Fue uno de los violinistas más célebres del siglo XIX, reconocido en los principales escenarios de Europa, América y Asia por su virtuosismo y elegancia. Mantuvo siempre un estrecho vínculo con su ciudad natal, Pamplona, a la que legó parte de sus bienes y colecciones. Nombrado Hijo Predilecto en 1900, su legado perdura hoy en la ciudad

Nacido en Pamplona, Pablo Sarasate fue uno de los violinistas más destacados del siglo XIX, con una proyección internacional comparable a la de los más grandes intérpretes de su época.
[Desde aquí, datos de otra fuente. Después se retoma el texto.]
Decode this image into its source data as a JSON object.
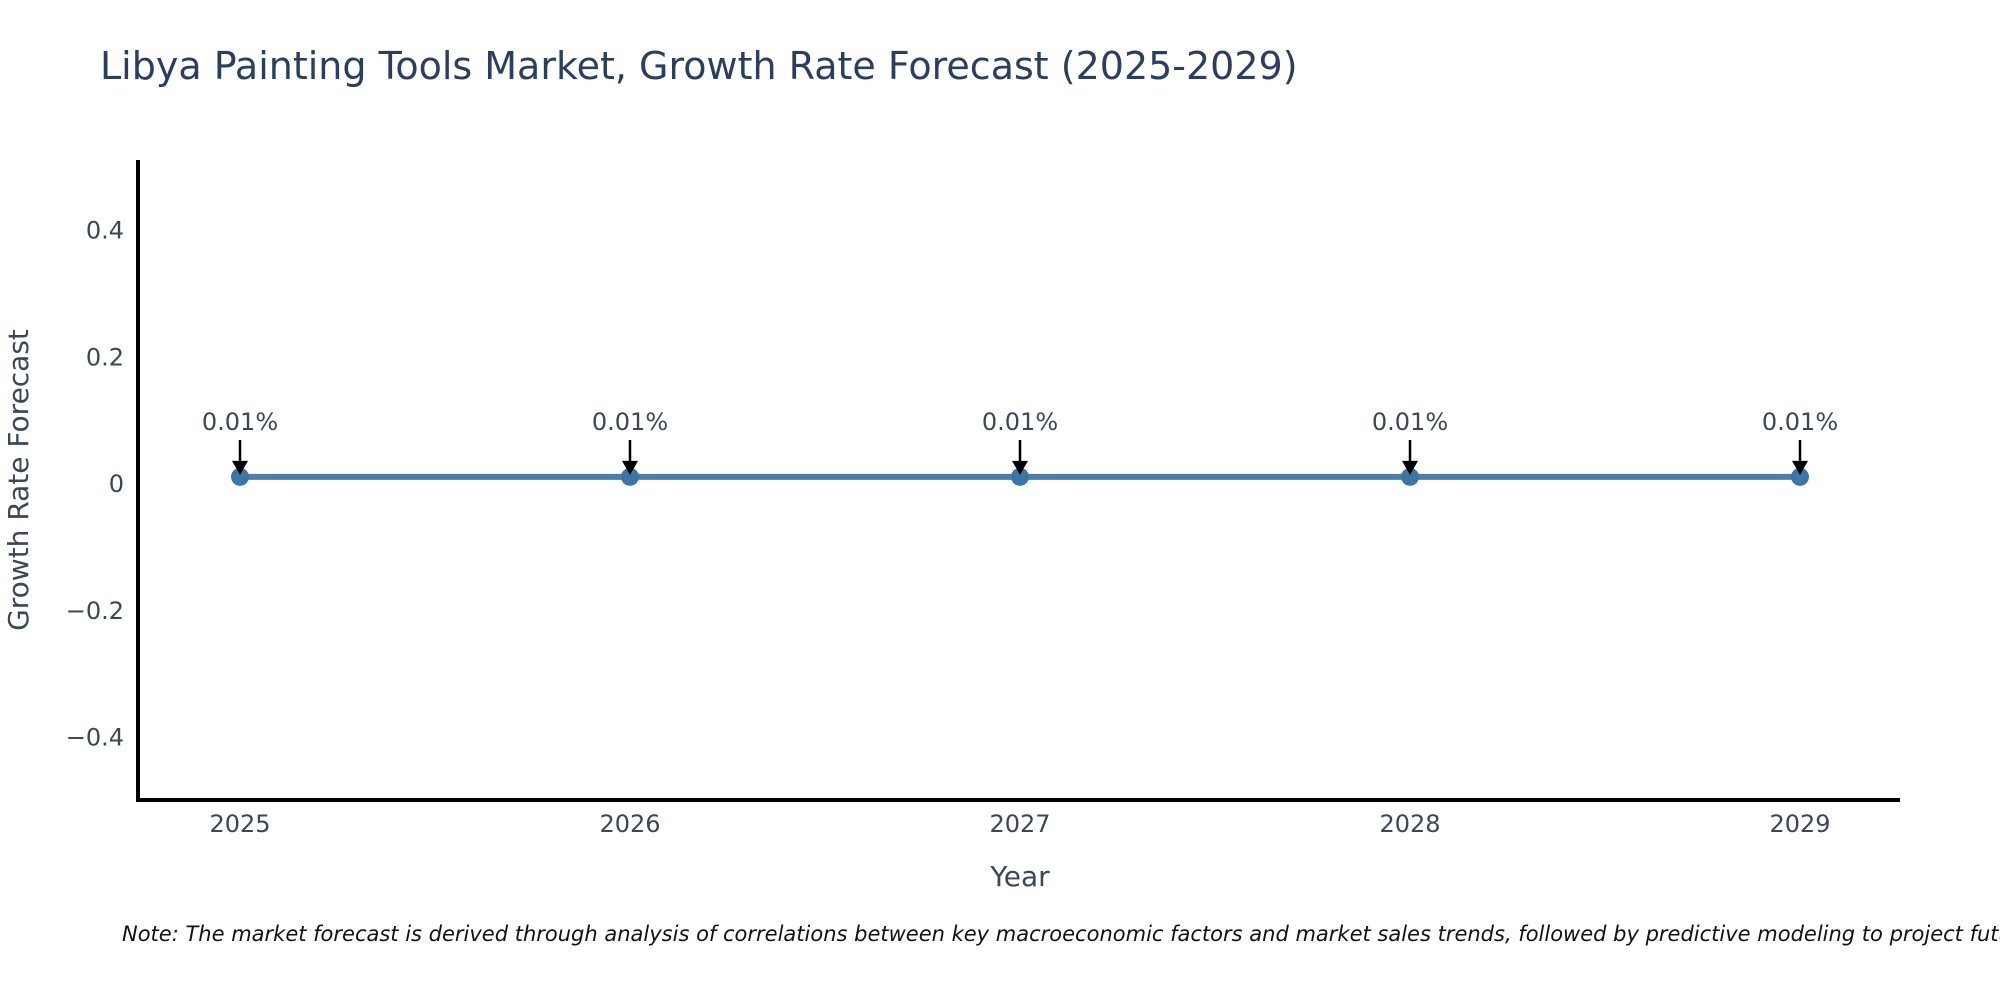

Desde niño mostró un talento extraordinario, por lo que se le concedió una beca para estudiar en el Conservatorio de París. Su virtuosismo, elegancia técnica y sensibilidad musical lo llevaron a actuar por toda Europa, América y Asia, ganándose la admiración de compositores como Saint-Saëns, Bruch o Wieniawski. Aunque vivió gran parte de su vida fuera de Navarra, mantuvo siempre una estrecha relación con su ciudad natal, a la que volvió en diversas ocasiones para ofrecer conciertos, y a la que legó parte de sus bienes y colecciones.
El Ayuntamiento acordó su nombramiento como Hijo Predilecto de la ciudad en febrero de 1900, y tras su muerte en Biarritz le construyó un elegante panteón en el cementerio de Pamplona. Su legado perdura hoy en el Conservatorio Pablo Sarasate.